La sera ci godemmo una cena washoku e tutti indossammo lo yukata una veste semplice, di quelle usate per stare in casa in libertà, che a noi sembrava stupenda ma soprattutto ci aiutò ad entrare in uno spirito di allegria. Quanti sfottò: a chi stava largo, a chi corto (io ovviamente) chi non era riuscito ad indossarlo bene, e chi si era talmente calato nella parte da costringere tutti gli altri al saluto con lieve inchino.

Gli hotel hanno camere occidentali e camere in stile tradizionale giapponese.
Se volete provare una vera esperienza, scegliete queste ultime, costano un pochino di più ma ne vale la pena. Sono stanze vuote con un piccolo armadio per riporre l’occorrente per il letto e oggetti personali, un tavolino centrale e degli schienali appoggiati a terra. Il pavimento è costituito da un tatami, strati su strati di paglia. I più preziosi ne contano sette di strati. La sera, prima di coricarvi, avranno preparato il vostro futon, un materasso appoggiato a terra, con lenzuola e cuscino.
Ma la vera sorpresa sarà il bagno. Di questo però non vi dico nulla: la mia è stata un’esperienza sconcertante, direi quasi avventurosa, molto divertente ma soprattutto bagnata.

Il Giappone è tutto questo.
Ma anche molto di più: treni proiettile, cerimonie tradizionali, santuari, shopping sfrenato per le cose più assurde, cosplay, manga, credenze, rituali, rispetto, ed una natura che sembra essere stata pettinata tutte le mattine prima che si alzi il sole.
Non posso dire di conoscere l’animo giapponese ma i viaggi fatti in questi anni mi hanno trasmesso una visione della società molto diversa dalla nostra. Loro crescono pensando alla collettività, noi no.
Le parole vengono pesate attentamente perché uno stesso vocabolo può assumere significati diversi: basta una diversa sfumatura o un sottinteso per cambiare completamente il senso di ciò che si vuole dire.
Un esempio concreto? Nell’ambiente di lavoro non esiste un solo tipo di saluto, ve ne sono svariati: cambiano a seconda del momento della giornata, del ruolo che si ricopre e della persona alla quale ci stiamo rivolgendo, se chi stiamo salutando ha un ruolo superiore al nostro ma nel contempo è un nostro amico o addirittura un parente.
Ricordo che durante una cena la mia guida si trovò in estremo imbarazzo nel volermi far assaggiare una pietanza: era in crisi perché non sapeva se doveva usare il lato dei bastoncini dal quale aveva mangiato e con il quale si passa il cibo a parenti o amici, oppure dal verso opposto riservato alle persone sconosciute o con le quali non si hanno rapporti stretti. Il dubbio amletico era se poteva prendersi la libertà di considerarmi un’amica oppure rischiare di offendermi dandomi della sconosciuta.
Rimasi allibita. E ovviamente la tranquillizzai sul grado della nostra amicizia.
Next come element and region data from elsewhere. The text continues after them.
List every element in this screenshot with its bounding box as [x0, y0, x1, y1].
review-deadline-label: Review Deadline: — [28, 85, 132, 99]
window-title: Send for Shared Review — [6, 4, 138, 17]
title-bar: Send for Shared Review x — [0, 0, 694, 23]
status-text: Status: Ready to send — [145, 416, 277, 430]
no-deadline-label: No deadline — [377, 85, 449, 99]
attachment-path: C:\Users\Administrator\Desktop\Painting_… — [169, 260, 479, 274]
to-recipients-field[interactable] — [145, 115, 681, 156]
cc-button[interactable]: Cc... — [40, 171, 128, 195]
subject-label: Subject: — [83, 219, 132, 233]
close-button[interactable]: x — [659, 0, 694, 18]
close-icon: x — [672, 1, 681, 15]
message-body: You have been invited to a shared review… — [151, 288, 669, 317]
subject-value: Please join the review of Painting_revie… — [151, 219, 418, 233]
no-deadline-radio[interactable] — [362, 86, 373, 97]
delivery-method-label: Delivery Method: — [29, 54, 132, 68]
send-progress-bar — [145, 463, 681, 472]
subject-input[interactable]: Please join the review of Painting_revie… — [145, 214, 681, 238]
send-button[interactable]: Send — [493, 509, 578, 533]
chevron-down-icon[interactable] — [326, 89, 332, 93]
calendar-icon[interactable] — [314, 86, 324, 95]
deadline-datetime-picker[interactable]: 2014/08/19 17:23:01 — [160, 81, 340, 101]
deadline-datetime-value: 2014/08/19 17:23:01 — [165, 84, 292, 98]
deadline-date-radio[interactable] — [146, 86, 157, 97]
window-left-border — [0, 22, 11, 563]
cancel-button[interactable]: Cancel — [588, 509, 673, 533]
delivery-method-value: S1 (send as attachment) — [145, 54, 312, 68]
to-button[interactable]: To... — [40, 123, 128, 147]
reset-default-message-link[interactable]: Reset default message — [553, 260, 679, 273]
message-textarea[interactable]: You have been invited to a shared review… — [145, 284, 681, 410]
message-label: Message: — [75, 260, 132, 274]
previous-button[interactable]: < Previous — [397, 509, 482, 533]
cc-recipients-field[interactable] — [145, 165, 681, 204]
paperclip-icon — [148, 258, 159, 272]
Visitare il Giappone è, come dico spesso, un viaggio etnografico ma proiettato nella modernità.
Sicuramente una meta culturalmente ricca, profonda ed interessante, che mette d’accordo i gusti di tutti.
Devi solo trovare la fonte giusta per te e l’esito è assicurato.
Ho attraversato molte porte e le chiavi le ho tutte con me.